Здесь фиксируется профессиональная сущность софистики как специальности, состоящей в платном преподавании «мудрости», т. е. умения правильно мыслить, правильно говорить и правильно поступать. Естественно, что положительная или отрицательная оценка такого рода умений не могла быть однозначной. Аристофан, с консервативно-аристократических позиций зло высмеявший «софистов» в своих «Облаках», по сути дела имел в виду не платных учителей мудрости, а скорее всю систему новой учености и основанного на ней воспитания. Целью последнего было, по его мнению, «дать человеку средства поставить свой произвол выше «законов писаных и неписаных»» (27, 177). Недаром главный объект его осмеяния—Сократ, а самый выразительный тезис «софистической» философии, поразивший воображение и старика Стрепсиада, и его сына, — это принадлежащая атомистам идея Вихря, воцарившегося вместо Зевса.
Провести четкую грань между софистами, с одной стороны, Сократом и сократовцами — с другой, крайне сложно, если вообще возможно. Рассуждения Сократа не менее, если не более утонченны, чем мышление софистов. Они мало различаются и по своим результатам—удивительно ли, что Сократ был казнен не за что иное, как за то же «развращение» молодых людей, которое сам он инкриминировал софистам? Сократовец Аристипп первым (видимо, и не последним) стал брать деньги за свои уроки и даже, как пишет Диоген Лаэрций (II, 65), ссылаясь на перипатетика Фанеса, посылал их Сократу. Софизмы сократиков, в частности «мегарские проблемы» Евбулида или апории Диодора Крона и Стильпона, гораздо более знамениты, чем аналогичные аргументы софистов. Видимо, важно установить то общее, что характеризует всех этих мыслителей, чтобы затем разобраться в том,что их различает.
К настоящему времени достаточно устоялась оценка софистов и Сократа как представителей древнегреческого просвещения. Не в том, конечно, смысле, в каком мы говорим о нем как об антифеодальной идеологии периода становления капитализма (см., например, 88, 4, 391). Здесь имеется в виду движение, встречавшееся в различные периоды истории и выступавшее с требованием освобождения от традиции, превратившейся в предрассудок и суеверие. Его программа — свобода в религии и морали, политике и науке, искусстве и культуре во имя разума.
179

^Просвещение,—писал И. Кант,—это выход человека из состояния своего несовершеннолетия, в котором он находится по собственной вине. Несовершеннолетие есть неспособность пользоваться своим рассудком без руководства со стороны кого-то другого. Несовершеннолетие по собственной вине—это такое, причина которого заключается не в недостатке рассудка, а в недостатке решимости и мужества пользоваться им без руководства со стороны кого-то другого. Sapere aude!—Имей мужество пользоваться собственным умом!—таков, следовательно, девиз Просвещения» (43а, 6, 27).
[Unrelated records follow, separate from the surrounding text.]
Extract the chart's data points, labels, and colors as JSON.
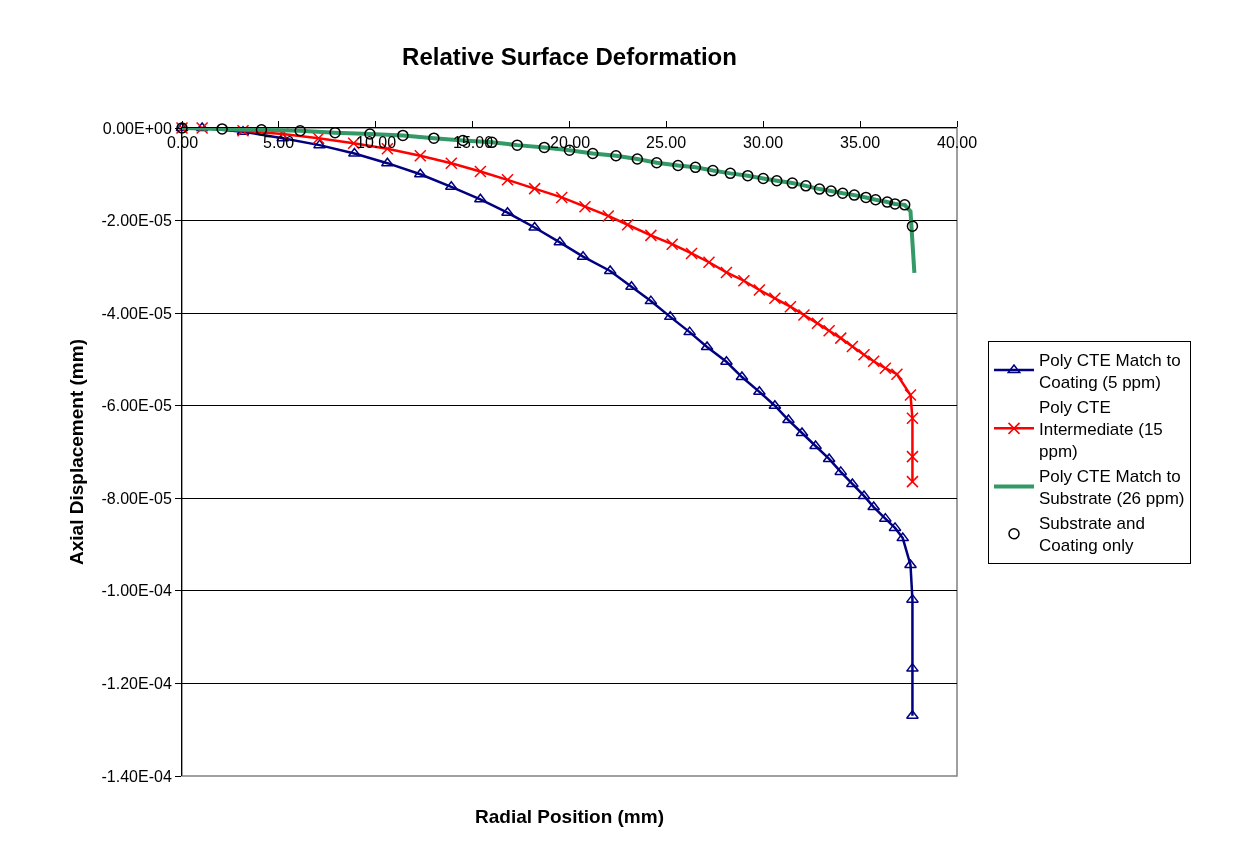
{
  "chart_data": {
    "type": "line",
    "title": "Relative Surface Deformation",
    "xlabel": "Radial Position (mm)",
    "ylabel": "Axial Displacement (mm)",
    "xlim": [
      0,
      40
    ],
    "xticks": [
      {
        "value": 0,
        "label": "0.00"
      },
      {
        "value": 5,
        "label": "5.00"
      },
      {
        "value": 10,
        "label": "10.00"
      },
      {
        "value": 15,
        "label": "15.00"
      },
      {
        "value": 20,
        "label": "20.00"
      },
      {
        "value": 25,
        "label": "25.00"
      },
      {
        "value": 30,
        "label": "30.00"
      },
      {
        "value": 35,
        "label": "35.00"
      },
      {
        "value": 40,
        "label": "40.00"
      }
    ],
    "ylim": [
      -0.00014,
      0
    ],
    "yticks": [
      {
        "value": 0,
        "label": "0.00E+00"
      },
      {
        "value": -2e-05,
        "label": "-2.00E-05"
      },
      {
        "value": -4e-05,
        "label": "-4.00E-05"
      },
      {
        "value": -6e-05,
        "label": "-6.00E-05"
      },
      {
        "value": -8e-05,
        "label": "-8.00E-05"
      },
      {
        "value": -0.0001,
        "label": "-1.00E-04"
      },
      {
        "value": -0.00012,
        "label": "-1.20E-04"
      },
      {
        "value": -0.00014,
        "label": "-1.40E-04"
      }
    ],
    "grid": "y",
    "legend": "right",
    "series": [
      {
        "name": "Poly CTE Match to Coating (5 ppm)",
        "color": "#000080",
        "marker": "triangle",
        "x": [
          0,
          1.04,
          3.15,
          5.2,
          7.1,
          8.9,
          10.6,
          12.3,
          13.9,
          15.4,
          16.8,
          18.2,
          19.5,
          20.7,
          22.1,
          23.2,
          24.2,
          25.2,
          26.2,
          27.1,
          28.1,
          28.9,
          29.8,
          30.6,
          31.3,
          32.0,
          32.7,
          33.4,
          34.0,
          34.6,
          35.2,
          35.7,
          36.3,
          36.8,
          37.2,
          37.6,
          37.7,
          37.7,
          37.7
        ],
        "values": [
          0,
          0,
          -8e-07,
          -2.2e-06,
          -3.7e-06,
          -5.5e-06,
          -7.6e-06,
          -1e-05,
          -1.27e-05,
          -1.54e-05,
          -1.83e-05,
          -2.15e-05,
          -2.47e-05,
          -2.78e-05,
          -3.09e-05,
          -3.43e-05,
          -3.74e-05,
          -4.08e-05,
          -4.41e-05,
          -4.73e-05,
          -5.05e-05,
          -5.38e-05,
          -5.7e-05,
          -6e-05,
          -6.31e-05,
          -6.59e-05,
          -6.87e-05,
          -7.15e-05,
          -7.43e-05,
          -7.69e-05,
          -7.95e-05,
          -8.19e-05,
          -8.44e-05,
          -8.64e-05,
          -8.86e-05,
          -9.44e-05,
          -0.0001019,
          -0.0001168,
          -0.000127
        ]
      },
      {
        "name": "Poly CTE Intermediate (15 ppm)",
        "color": "#ff0000",
        "marker": "cross",
        "x": [
          0,
          1.04,
          3.15,
          5.2,
          7.05,
          8.86,
          10.6,
          12.3,
          13.9,
          15.4,
          16.8,
          18.2,
          19.6,
          20.8,
          22.0,
          23.0,
          24.2,
          25.3,
          26.3,
          27.2,
          28.1,
          29.0,
          29.8,
          30.6,
          31.4,
          32.1,
          32.8,
          33.4,
          34.0,
          34.6,
          35.2,
          35.7,
          36.3,
          36.9,
          37.6,
          37.7,
          37.7,
          37.7
        ],
        "values": [
          0,
          0,
          -6e-07,
          -1.3e-06,
          -2.2e-06,
          -3.3e-06,
          -4.5e-06,
          -6e-06,
          -7.6e-06,
          -9.4e-06,
          -1.12e-05,
          -1.31e-05,
          -1.5e-05,
          -1.7e-05,
          -1.9e-05,
          -2.09e-05,
          -2.32e-05,
          -2.51e-05,
          -2.71e-05,
          -2.9e-05,
          -3.12e-05,
          -3.3e-05,
          -3.5e-05,
          -3.68e-05,
          -3.86e-05,
          -4.04e-05,
          -4.22e-05,
          -4.38e-05,
          -4.54e-05,
          -4.72e-05,
          -4.9e-05,
          -5.04e-05,
          -5.19e-05,
          -5.32e-05,
          -5.77e-05,
          -6.27e-05,
          -7.1e-05,
          -7.64e-05
        ]
      },
      {
        "name": "Poly CTE Match to Substrate (26 ppm)",
        "color": "#339966",
        "marker": "none",
        "x": [
          0,
          2.07,
          4.1,
          6.1,
          7.9,
          9.7,
          11.4,
          13.0,
          14.5,
          16.0,
          17.3,
          18.7,
          20.0,
          21.2,
          22.4,
          23.5,
          24.5,
          25.6,
          26.5,
          27.4,
          28.3,
          29.2,
          30.0,
          30.7,
          31.5,
          32.2,
          32.9,
          33.5,
          34.1,
          34.7,
          35.3,
          35.8,
          36.4,
          36.8,
          37.3,
          37.6,
          37.8
        ],
        "values": [
          0,
          -2e-07,
          -4e-07,
          -6e-07,
          -1e-06,
          -1.3e-06,
          -1.6e-06,
          -2.2e-06,
          -2.7e-06,
          -3.1e-06,
          -3.7e-06,
          -4.2e-06,
          -4.8e-06,
          -5.5e-06,
          -6e-06,
          -6.7e-06,
          -7.5e-06,
          -8.1e-06,
          -8.5e-06,
          -9.2e-06,
          -9.8e-06,
          -1.03e-05,
          -1.09e-05,
          -1.14e-05,
          -1.19e-05,
          -1.25e-05,
          -1.32e-05,
          -1.36e-05,
          -1.41e-05,
          -1.45e-05,
          -1.5e-05,
          -1.55e-05,
          -1.6e-05,
          -1.64e-05,
          -1.66e-05,
          -1.8e-05,
          -3.13e-05
        ]
      },
      {
        "name": "Substrate and Coating only",
        "color": "#000000",
        "type": "scatter",
        "marker": "circle",
        "x": [
          0,
          2.07,
          4.1,
          6.1,
          7.9,
          9.7,
          11.4,
          13.0,
          14.5,
          16.0,
          17.3,
          18.7,
          20.0,
          21.2,
          22.4,
          23.5,
          24.5,
          25.6,
          26.5,
          27.4,
          28.3,
          29.2,
          30.0,
          30.7,
          31.5,
          32.2,
          32.9,
          33.5,
          34.1,
          34.7,
          35.3,
          35.8,
          36.4,
          36.8,
          37.3,
          37.7
        ],
        "values": [
          0,
          -2e-07,
          -4e-07,
          -6e-07,
          -1e-06,
          -1.3e-06,
          -1.6e-06,
          -2.2e-06,
          -2.7e-06,
          -3.1e-06,
          -3.7e-06,
          -4.2e-06,
          -4.8e-06,
          -5.5e-06,
          -6e-06,
          -6.7e-06,
          -7.5e-06,
          -8.1e-06,
          -8.5e-06,
          -9.2e-06,
          -9.8e-06,
          -1.03e-05,
          -1.09e-05,
          -1.14e-05,
          -1.19e-05,
          -1.25e-05,
          -1.32e-05,
          -1.36e-05,
          -1.41e-05,
          -1.45e-05,
          -1.5e-05,
          -1.55e-05,
          -1.6e-05,
          -1.64e-05,
          -1.66e-05,
          -2.12e-05
        ]
      }
    ]
  }
}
Именно V век до н. э. в Греции, особенно в Афинах, создает условия для выдвижения идей Просвещения. Еврипид выразил его идеал словами: «Наш разум в каждом из нас есть бог» (фр. 1018). Естественно, идеал этот не мог стать всеобщим: вызванное к жизни требованиями эпохи, просвещение только и могло стать достоянием достаточно узкого круга лиц, способных платить за обучение. Сам же просветитель или ставил себя в подчинение тому, кто платил, или обрекался на нищенское существование, зато был «свободен». Отсюда рождается целый клубок противоречий социального и индивидуального существования просветителей. Просвещение породила древнегреческая демократия, но пользоваться услугами платных учителей мудрости могли только имущие, т. е. денежная олигархия, плутократия и аристократы, злейшие враги демократии. А значит, просвещение так или иначе подрывало демократию с ее принципом равенства. В свою очередь аристократия не могла простить софистам ни их гонораров, ни «низкого» происхождения (напомним, что большинство из них — пришельцы из других городов), ни умственного превосходства.
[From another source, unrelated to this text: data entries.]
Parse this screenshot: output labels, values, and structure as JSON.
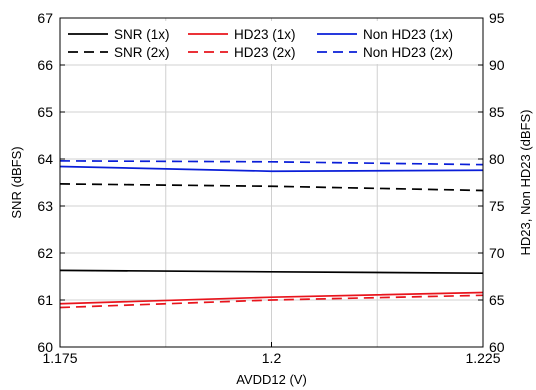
{
  "chart_data": {
    "type": "line",
    "xlabel": "AVDD12 (V)",
    "ylabel_left": "SNR (dBFS)",
    "ylabel_right": "HD23, Non HD23 (dBFS)",
    "x_ticks": [
      "1.175",
      "1.2",
      "1.225"
    ],
    "xlim": [
      1.175,
      1.225
    ],
    "x_grid": [
      1.175,
      1.1875,
      1.2,
      1.2125,
      1.225
    ],
    "ylim_left": [
      60,
      67
    ],
    "yticks_left": [
      "60",
      "61",
      "62",
      "63",
      "64",
      "65",
      "66",
      "67"
    ],
    "ylim_right": [
      60,
      95
    ],
    "yticks_right": [
      "60",
      "65",
      "70",
      "75",
      "80",
      "85",
      "90",
      "95"
    ],
    "grid": true,
    "legend_position": "top",
    "series": [
      {
        "name": "SNR (1x)",
        "axis": "left",
        "color": "#000000",
        "dash": "solid",
        "x": [
          1.175,
          1.2,
          1.225
        ],
        "y": [
          61.63,
          61.6,
          61.57
        ]
      },
      {
        "name": "HD23 (1x)",
        "axis": "right",
        "color": "#e8141c",
        "dash": "solid",
        "x": [
          1.175,
          1.2,
          1.225
        ],
        "y": [
          64.6,
          65.3,
          65.8
        ]
      },
      {
        "name": "Non HD23 (1x)",
        "axis": "right",
        "color": "#0a1ed8",
        "dash": "solid",
        "x": [
          1.175,
          1.2,
          1.225
        ],
        "y": [
          79.2,
          78.7,
          78.8
        ]
      },
      {
        "name": "SNR (2x)",
        "axis": "left",
        "color": "#000000",
        "dash": "dashed",
        "x": [
          1.175,
          1.2,
          1.225
        ],
        "y": [
          63.47,
          63.42,
          63.33
        ]
      },
      {
        "name": "HD23 (2x)",
        "axis": "right",
        "color": "#e8141c",
        "dash": "dashed",
        "x": [
          1.175,
          1.2,
          1.225
        ],
        "y": [
          64.2,
          65.0,
          65.5
        ]
      },
      {
        "name": "Non HD23 (2x)",
        "axis": "right",
        "color": "#0a1ed8",
        "dash": "dashed",
        "x": [
          1.175,
          1.2,
          1.225
        ],
        "y": [
          79.8,
          79.7,
          79.4
        ]
      }
    ]
  }
}
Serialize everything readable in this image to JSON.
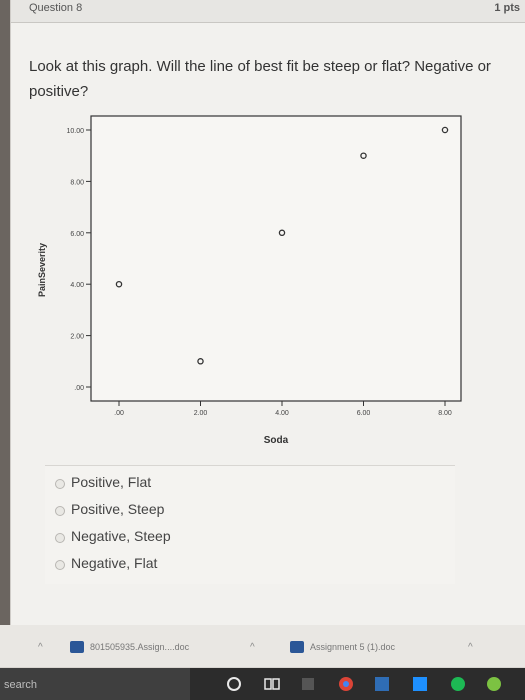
{
  "question": {
    "title": "Question 8",
    "points": "1 pts",
    "text": "Look at this graph. Will the line of best fit be steep or flat? Negative or positive?"
  },
  "options": [
    "Positive, Flat",
    "Positive, Steep",
    "Negative, Steep",
    "Negative, Flat"
  ],
  "chart_data": {
    "type": "scatter",
    "xlabel": "Soda",
    "ylabel": "PainSeverity",
    "xlim": [
      0,
      8
    ],
    "ylim": [
      0,
      10
    ],
    "x_ticks": [
      ".00",
      "2.00",
      "4.00",
      "6.00",
      "8.00"
    ],
    "y_ticks": [
      ".00",
      "2.00",
      "4.00",
      "6.00",
      "8.00",
      "10.00"
    ],
    "x": [
      0,
      2,
      4,
      6,
      8
    ],
    "y": [
      4,
      1,
      6,
      9,
      10
    ],
    "grid": false,
    "colors": {
      "frame": "#333333",
      "points": "#333333"
    }
  },
  "downloads": [
    {
      "label": "801505935.Assign....doc"
    },
    {
      "label": "Assignment 5 (1).doc"
    }
  ],
  "taskbar": {
    "search_text": "search"
  }
}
В свою очередь Сократ, хотя его беседы и были бесплатными, а сам он вследствие этого претендовал на независимость мнений, был постоянно окружен знатными и богатыми юношами, ведь и тут нужен досуг, которым не располагает трудящийся. И преследует его не только лидер демократов Анит, но и вожди аристократов, руководители «тридцати тираннов» Критий и Харикл (см. Ксеноф. Восп. I 2, 30—31). В ходе этих преследований никаких различий между Сократом и софистами фактически не делается. Что же касается сократиков, то их практически невозможно отличить от софистов, разве что по имени учителя, с которым они себя связывал».
180

Известно, что в ходе политической борьбы в Афинах V в. до н. э. ни одна из партий не могла рассчитывать на успех, если она не претендовала на восстановление и упрочение «отеческого строя»2, тем самым отвергая «новшества», несомые Просвещением. Удивительно ли в этой связи, что сами эти «новшества» рассматривались как стремление отвергнуть старину, «обычаи дедов и нравы отцов»? Аристофан вкладывает в уста «Кривды» речь, полную презрения к старине, похвальбу тем,
Что прежде всех придумал я оспаривать законы,
И правду криво толковать, и побеждать неправдой...
Кривой дорогой приводить к победе дело слабых.
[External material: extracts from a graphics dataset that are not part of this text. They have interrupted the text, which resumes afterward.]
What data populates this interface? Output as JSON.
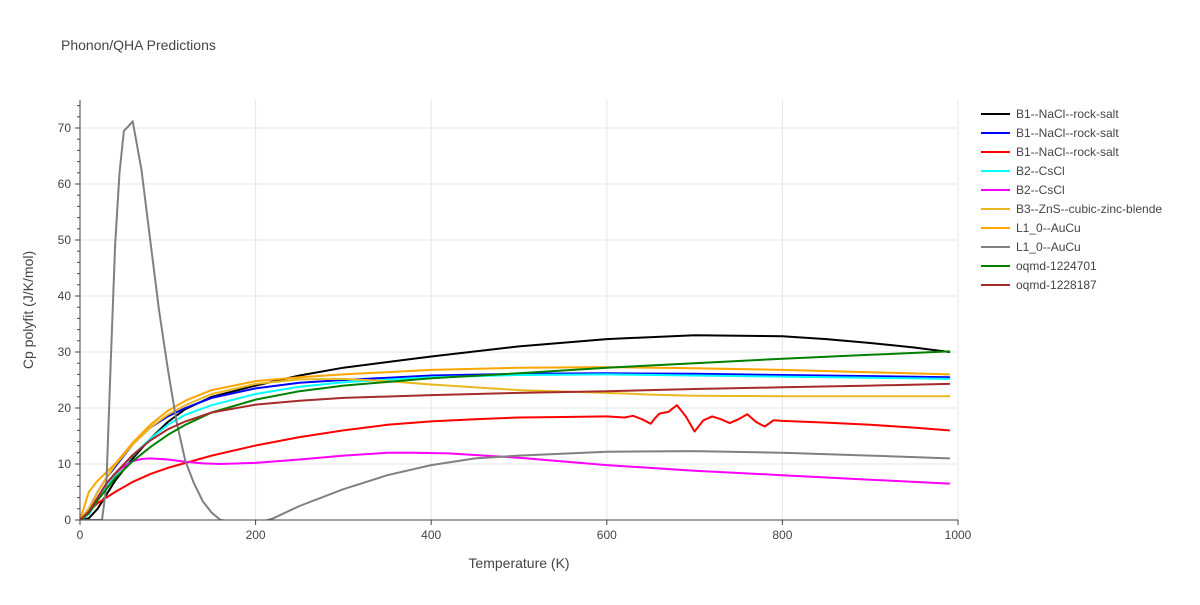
{
  "chart_data": {
    "type": "line",
    "title": "Phonon/QHA Predictions",
    "xlabel": "Temperature (K)",
    "ylabel": "Cp polyfit (J/K/mol)",
    "xlim": [
      0,
      1000
    ],
    "ylim": [
      0,
      75
    ],
    "x_ticks": [
      0,
      200,
      400,
      600,
      800,
      1000
    ],
    "y_ticks": [
      0,
      10,
      20,
      30,
      40,
      50,
      60,
      70
    ],
    "grid": true,
    "legend_position": "right",
    "series": [
      {
        "name": "B1--NaCl--rock-salt",
        "color": "#000000",
        "x": [
          0,
          10,
          20,
          30,
          40,
          60,
          80,
          100,
          120,
          150,
          200,
          250,
          300,
          400,
          500,
          600,
          700,
          800,
          850,
          900,
          950,
          990
        ],
        "y": [
          0,
          0.3,
          2,
          4.5,
          7,
          11,
          14.5,
          17.5,
          19.8,
          22,
          24,
          25.8,
          27.2,
          29.2,
          31,
          32.3,
          33,
          32.8,
          32.3,
          31.6,
          30.8,
          30
        ]
      },
      {
        "name": "B1--NaCl--rock-salt",
        "color": "#0000ff",
        "x": [
          0,
          10,
          20,
          30,
          40,
          60,
          80,
          100,
          120,
          150,
          200,
          250,
          300,
          400,
          500,
          600,
          700,
          800,
          900,
          990
        ],
        "y": [
          0,
          2,
          5,
          7.5,
          9.5,
          13.5,
          16.5,
          18.5,
          20,
          21.8,
          23.5,
          24.5,
          25,
          25.8,
          26.1,
          26.2,
          26.1,
          25.9,
          25.7,
          25.5
        ]
      },
      {
        "name": "B1--NaCl--rock-salt",
        "color": "#ff0000",
        "x": [
          0,
          10,
          20,
          40,
          60,
          80,
          100,
          150,
          200,
          250,
          300,
          350,
          400,
          450,
          500,
          550,
          600,
          620,
          630,
          640,
          650,
          655,
          660,
          670,
          680,
          690,
          700,
          710,
          720,
          730,
          740,
          750,
          760,
          770,
          780,
          790,
          800,
          850,
          900,
          950,
          990
        ],
        "y": [
          0,
          1.5,
          3,
          5,
          6.8,
          8.2,
          9.3,
          11.5,
          13.3,
          14.8,
          16,
          17,
          17.6,
          18,
          18.3,
          18.4,
          18.5,
          18.3,
          18.6,
          18,
          17.2,
          18.2,
          19,
          19.3,
          20.5,
          18.5,
          15.8,
          17.8,
          18.5,
          18,
          17.3,
          18,
          18.9,
          17.5,
          16.7,
          17.8,
          17.7,
          17.4,
          17,
          16.5,
          16
        ]
      },
      {
        "name": "B2--CsCl",
        "color": "#00ffff",
        "x": [
          0,
          10,
          20,
          30,
          40,
          60,
          80,
          100,
          120,
          150,
          200,
          250,
          300,
          400,
          500,
          600,
          700,
          800,
          900,
          990
        ],
        "y": [
          0,
          1,
          3.5,
          6,
          8,
          11.5,
          14.5,
          17,
          18.8,
          20.5,
          22.5,
          23.8,
          24.6,
          25.5,
          25.9,
          26,
          25.8,
          25.6,
          25.4,
          25.2
        ]
      },
      {
        "name": "B2--CsCl",
        "color": "#ff00ff",
        "x": [
          0,
          10,
          20,
          30,
          40,
          50,
          60,
          70,
          80,
          100,
          120,
          140,
          160,
          200,
          250,
          300,
          350,
          380,
          420,
          500,
          600,
          700,
          800,
          900,
          990
        ],
        "y": [
          0,
          1.5,
          4,
          6.5,
          8.3,
          9.6,
          10.5,
          10.9,
          11,
          10.8,
          10.4,
          10.1,
          10,
          10.2,
          10.8,
          11.5,
          12,
          12,
          11.9,
          11.1,
          9.8,
          8.8,
          8,
          7.2,
          6.5
        ]
      },
      {
        "name": "B3--ZnS--cubic-zinc-blende",
        "color": "#e8b820",
        "x": [
          0,
          10,
          20,
          30,
          40,
          60,
          80,
          100,
          120,
          150,
          200,
          250,
          300,
          350,
          400,
          500,
          600,
          650,
          700,
          800,
          900,
          990
        ],
        "y": [
          0,
          2,
          5,
          7.5,
          9.8,
          13.5,
          16.5,
          18.8,
          20.5,
          22.5,
          24.3,
          25.1,
          25.2,
          24.8,
          24.2,
          23.2,
          22.7,
          22.4,
          22.2,
          22.1,
          22.1,
          22.1
        ]
      },
      {
        "name": "L1_0--AuCu",
        "color": "#ffa500",
        "x": [
          0,
          10,
          20,
          30,
          40,
          60,
          80,
          100,
          120,
          150,
          200,
          250,
          300,
          400,
          500,
          600,
          700,
          800,
          900,
          990
        ],
        "y": [
          0,
          5,
          7,
          8.5,
          10,
          13.8,
          17,
          19.5,
          21.3,
          23.2,
          24.8,
          25.5,
          26,
          26.8,
          27.2,
          27.3,
          27.1,
          26.8,
          26.4,
          26
        ]
      },
      {
        "name": "L1_0--AuCu",
        "color": "#808080",
        "x": [
          0,
          20,
          25,
          30,
          35,
          40,
          45,
          50,
          55,
          60,
          70,
          80,
          90,
          100,
          110,
          120,
          130,
          140,
          150,
          160,
          170,
          180,
          190,
          200,
          210,
          220,
          250,
          300,
          350,
          400,
          450,
          500,
          600,
          700,
          800,
          900,
          990
        ],
        "y": [
          0,
          0,
          0,
          6,
          28,
          49,
          62,
          69.5,
          70.3,
          71.2,
          62.5,
          50,
          37.5,
          27,
          17.5,
          10.5,
          6.5,
          3.3,
          1.3,
          0,
          -0.2,
          -0.4,
          -0.4,
          -0.3,
          -0.2,
          0.3,
          2.5,
          5.5,
          8,
          9.8,
          11,
          11.5,
          12.2,
          12.3,
          12,
          11.5,
          11
        ]
      },
      {
        "name": "oqmd-1224701",
        "color": "#008000",
        "x": [
          0,
          10,
          20,
          30,
          40,
          60,
          80,
          100,
          120,
          150,
          200,
          250,
          300,
          400,
          500,
          600,
          700,
          800,
          900,
          990
        ],
        "y": [
          0,
          1.2,
          3.5,
          5.5,
          7.5,
          10.5,
          13,
          15.2,
          17,
          19.2,
          21.5,
          23,
          24,
          25.3,
          26.2,
          27.2,
          28,
          28.8,
          29.5,
          30.1
        ]
      },
      {
        "name": "oqmd-1228187",
        "color": "#a52a2a",
        "x": [
          0,
          10,
          20,
          30,
          40,
          60,
          80,
          100,
          120,
          150,
          200,
          250,
          300,
          400,
          500,
          600,
          700,
          800,
          900,
          990
        ],
        "y": [
          0,
          1.5,
          4,
          6.5,
          8.3,
          11.6,
          14.2,
          16.2,
          17.6,
          19.2,
          20.6,
          21.3,
          21.8,
          22.3,
          22.7,
          23,
          23.4,
          23.7,
          24,
          24.3
        ]
      }
    ]
  }
}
(Аристофан. Облака, 1039—1042)
Но ведь консерватору Аристофану вторит демократ Клеон, утверждавший, по Фукидиду, что образование «внушает самомнение и вызывает склонность к опасным новшествам, потрясающим основы демократии» (Ист. III 37).
В этих условиях совершенно естественной представляется неопределенность идейных установок древнегреческого Просвещения, неустойчивость и бесформенность их учений, подобных облакам, которые Аристофан сделал символом софистики, да, впрочем, и всей современной ему науки, призывавшей устами Сократа почитать
Безграничного Воздуха ширь, Облака и Язык... (Аристофан. Облака, 424)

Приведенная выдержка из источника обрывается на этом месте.